Purpose: The authors' goal is to pull together into a single source the expertise of physicians and surgeons across medical disciplines for this rare disease. As information on this topic in the medical literature is relatively sparse compared to more common neoplastic diseases, this is a noteworthy objective. The book successfully incorporates the previously published literature on this topic with the current approaches and technical strategies of experienced centers into a single work that is accessible and valuable to an inquiring practitioner.
Audience: The potential audience is broad, from medical students to experienced attending physicians across the fields of primary care, ophthalmology, pathology, radiology, surgery, and radiation oncology. This is an excellent reference for anyone in contact with patients presenting with this uncommon disease. In intent and in utility, the book succeeds in presenting the talents of a distinguished group of clinicians to a wide readership.
Features: It covers the gamut of information about this disease, from the epidemiology and genetics of optic nerve sheath meningiomas to very specific guidelines and information on diagnosis and management. A highlighted box at the beginning of each chapter summarizes key points. Excellent representative images show how this tumor appears on CT scans and MRI, highlighting the unique features which may appear on imaging to best characterize lesion extent and/or help clinch a diagnosis. The book thoroughly outlines published outcomes with surgery and the varying possible forms of radiation therapy.
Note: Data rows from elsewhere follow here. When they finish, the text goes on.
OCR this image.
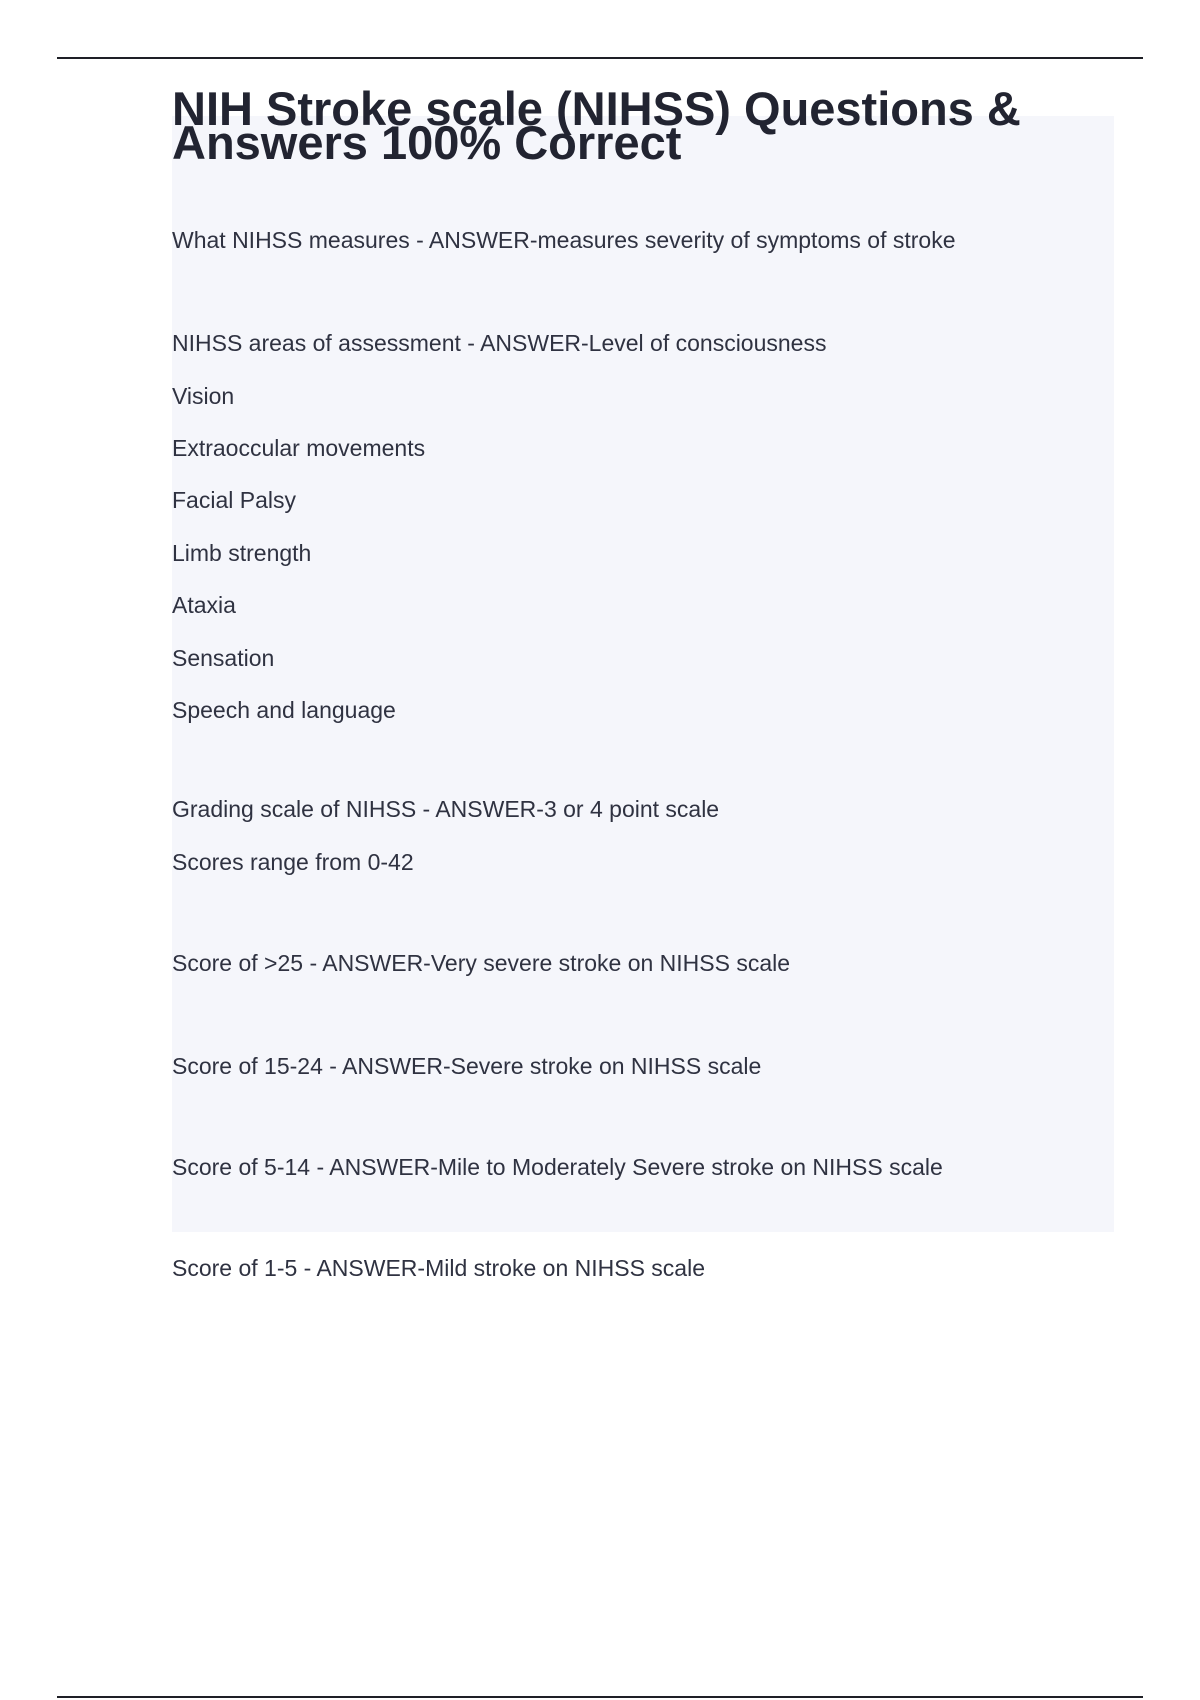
NIH Stroke scale (NIHSS) Questions & Answers 100% Correct

What NIHSS measures - ANSWER-measures severity of symptoms of stroke

NIHSS areas of assessment - ANSWER-Level of consciousness

Vision

Extraoccular movements

Facial Palsy

Limb strength

Ataxia

Sensation

Speech and language

Grading scale of NIHSS - ANSWER-3 or 4 point scale

Scores range from 0-42

Score of >25 - ANSWER-Very severe stroke on NIHSS scale

Score of 15-24 - ANSWER-Severe stroke on NIHSS scale

Score of 5-14 - ANSWER-Mile to Moderately Severe stroke on NIHSS scale

Score of 1-5 - ANSWER-Mild stroke on NIHSS scale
It discusses the role of these varying therapies depending upon the state of a patient's visual acuity, and key considerations for the impact of therapies on healthy surrounding tissues and vision preservation. The book also provides technical information about patient setup and dosimetry for multiple radiation delivery techniques, a feature of great interest to radiation oncologists.
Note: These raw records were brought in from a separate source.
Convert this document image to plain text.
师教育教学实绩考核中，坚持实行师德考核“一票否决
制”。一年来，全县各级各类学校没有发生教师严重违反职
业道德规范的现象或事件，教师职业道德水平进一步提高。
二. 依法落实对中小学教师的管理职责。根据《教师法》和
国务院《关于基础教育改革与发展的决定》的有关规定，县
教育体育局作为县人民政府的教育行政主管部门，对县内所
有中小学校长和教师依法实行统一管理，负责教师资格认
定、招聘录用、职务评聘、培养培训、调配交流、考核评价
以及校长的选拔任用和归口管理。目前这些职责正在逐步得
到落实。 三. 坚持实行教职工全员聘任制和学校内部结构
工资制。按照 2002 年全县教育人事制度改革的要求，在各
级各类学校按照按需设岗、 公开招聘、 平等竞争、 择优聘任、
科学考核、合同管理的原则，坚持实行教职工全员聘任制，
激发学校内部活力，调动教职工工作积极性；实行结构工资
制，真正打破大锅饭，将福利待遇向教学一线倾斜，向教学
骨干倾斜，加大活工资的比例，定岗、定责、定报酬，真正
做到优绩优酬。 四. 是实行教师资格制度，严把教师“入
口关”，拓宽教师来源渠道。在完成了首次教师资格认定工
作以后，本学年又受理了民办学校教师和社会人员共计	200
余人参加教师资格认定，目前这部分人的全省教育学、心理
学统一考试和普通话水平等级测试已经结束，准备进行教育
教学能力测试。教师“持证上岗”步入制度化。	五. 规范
Assessment: This is an excellent reference, highly worthy of space on any desk or bookshelf. I would readily use the information in this book when called to assess patients who have been diagnosed with this disease or for whom the diagnosis is a consideration. The book successfully delivers a concise yet comprehensive overview of the diagnosis and management of this disease. The format is an excellent model for books on neoplastic diseases. I look forward to reading further books in this series, Medical Radiology - Radiation Oncology.